The Yellow River lies just south of Ruicheng, and Dayudu (Yu the Great's Crossing) along the river bank is a notable scenic spot. A pumping station on the river doubles as a monument to Yu the Great, the legendary figure credited with controlling the course of the Yellow River and saving many lives in the process.
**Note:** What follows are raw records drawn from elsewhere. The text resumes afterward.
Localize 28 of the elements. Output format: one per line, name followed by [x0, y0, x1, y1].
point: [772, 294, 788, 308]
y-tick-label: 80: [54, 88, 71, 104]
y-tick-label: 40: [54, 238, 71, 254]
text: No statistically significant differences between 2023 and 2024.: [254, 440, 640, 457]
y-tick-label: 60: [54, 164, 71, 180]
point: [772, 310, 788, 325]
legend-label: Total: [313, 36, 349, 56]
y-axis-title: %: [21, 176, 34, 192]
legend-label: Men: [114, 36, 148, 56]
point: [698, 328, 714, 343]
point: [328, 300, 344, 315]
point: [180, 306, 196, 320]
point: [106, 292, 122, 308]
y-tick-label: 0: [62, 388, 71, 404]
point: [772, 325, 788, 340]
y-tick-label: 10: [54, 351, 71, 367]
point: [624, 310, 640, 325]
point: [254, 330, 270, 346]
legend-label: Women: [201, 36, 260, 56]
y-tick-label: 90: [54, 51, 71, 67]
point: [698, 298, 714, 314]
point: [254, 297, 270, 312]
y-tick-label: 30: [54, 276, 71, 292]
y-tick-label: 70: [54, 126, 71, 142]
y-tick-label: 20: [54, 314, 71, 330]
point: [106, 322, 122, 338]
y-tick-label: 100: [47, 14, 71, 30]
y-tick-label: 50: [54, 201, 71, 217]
==Administrative divisions==
- Fenglingdu town

==Climate==

Climate data for Ruicheng, elevation 506 m (1,660 ft), (1991–2020 normals, extremes 1981–present)
| Month | Jan | Feb | Mar | Apr | May | Jun | Jul | Aug | Sep | Oct | Nov | Dec | Year |
| Record high °C (°F) | 14.7 (58.5) | 24.9 (76.8) | 29.5 (85.1) | 35.4 (95.7) | 38.2 (100.8) | 40.2 (104.4) | 40.3 (104.5) | 39.4 (102.9) | 38.5 (101.3) | 31.7 (89.1) | 25.8 (78.4) | 20.5 (68.9) | 40.3 (104.5) |
| Mean daily maximum °C (°F) | 5.0 (41.0) | 9.2 (48.6) | 15.4 (59.7) | 21.9 (71.4) | 26.6 (79.9) | 30.9 (87.6) | 31.7 (89.1) | 30.0 (86.0) | 25.4 (77.7) | 19.7 (67.5) | 12.7 (54.9) | 6.5 (43.7) | 19.6 (67.3) |
| Daily mean °C (°F) | −1.3 (29.7) | 2.7 (36.9) | 8.7 (47.7) | 15.0 (59.0) | 19.9 (67.8) | 24.5 (76.1) | 26.2 (79.2) | 24.6 (76.3) | 19.6 (67.3) | 13.3 (55.9) | 6.1 (43.0) | 0.1 (32.2) | 13.3 (55.9) |
| Mean daily minimum °C (°F) | −6.1 (21.0) | −2.3 (27.9) | 3.1 (37.6) | 8.6 (47.5) | 13.4 (56.1) | 18.5 (65.3) | 21.6 (70.9) | 20.4 (68.7) | 15.1 (59.2) | 8.4 (47.1) | 1.1 (34.0) | −4.7 (23.5) | 8.1 (46.6) |
| Record low °C (°F) | −17.0 (1.4) | −15.9 (3.4) | −11.2 (11.8) | −3.0 (26.6) | −0.1 (31.8) | 8.6 (47.5) | 13.4 (56.1) | 11.0 (51.8) | 3.1 (37.6) | −5.5 (22.1) | −13.0 (8.6) | −18.2 (−0.8) | −18.2 (−0.8) |
| Average precipitation mm (inches) | 4.9 (0.19) | 7.7 (0.30) | 16.4 (0.65) | 34.9 (1.37) | 53.1 (2.09) | 61.0 (2.40) | 90.5 (3.56) | 75.6 (2.98) | 85.3 (3.36) | 47.1 (1.85) | 22.0 (0.87) | 2.9 (0.11) | 501.4 (19.73) |
| Average precipitation days (≥ 0.1 mm) | 3.4 | 3.8 | 4.6 | 6.8 | 8.0 | 8.4 | 9.9 | 9.2 | 9.8 | 7.6 | 5.6 | 2.3 | 79.4 |
| Average snowy days | 4.4 | 3.2 | 1.3 | 0.2 | 0 | 0 | 0 | 0 | 0 | 0 | 1.8 | 2.7 | 13.6 |
| Average relative humidity (%) | 59 | 58 | 56 | 59 | 61 | 62 | 73 | 76 | 77 | 74 | 70 | 61 | 66 |
| Mean monthly sunshine hours | 142.5 | 143.9 | 180.1 | 209.9 | 221.8 | 218.2 | 224.5 | 207.1 | 165.0 | 158.4 | 148.4 | 149.9 | 2,169.7 |
| Percentage possible sunshine | 45 | 46 | 48 | 53 | 51 | 51 | 51 | 50 | 45 | 46 | 48 | 49 | 49 |
Source: China Meteorological Administration all-time February high

==Agriculture==
Apples are to be found in abundance in Ruicheng, being the most popular variety of fruit grown by local farmers.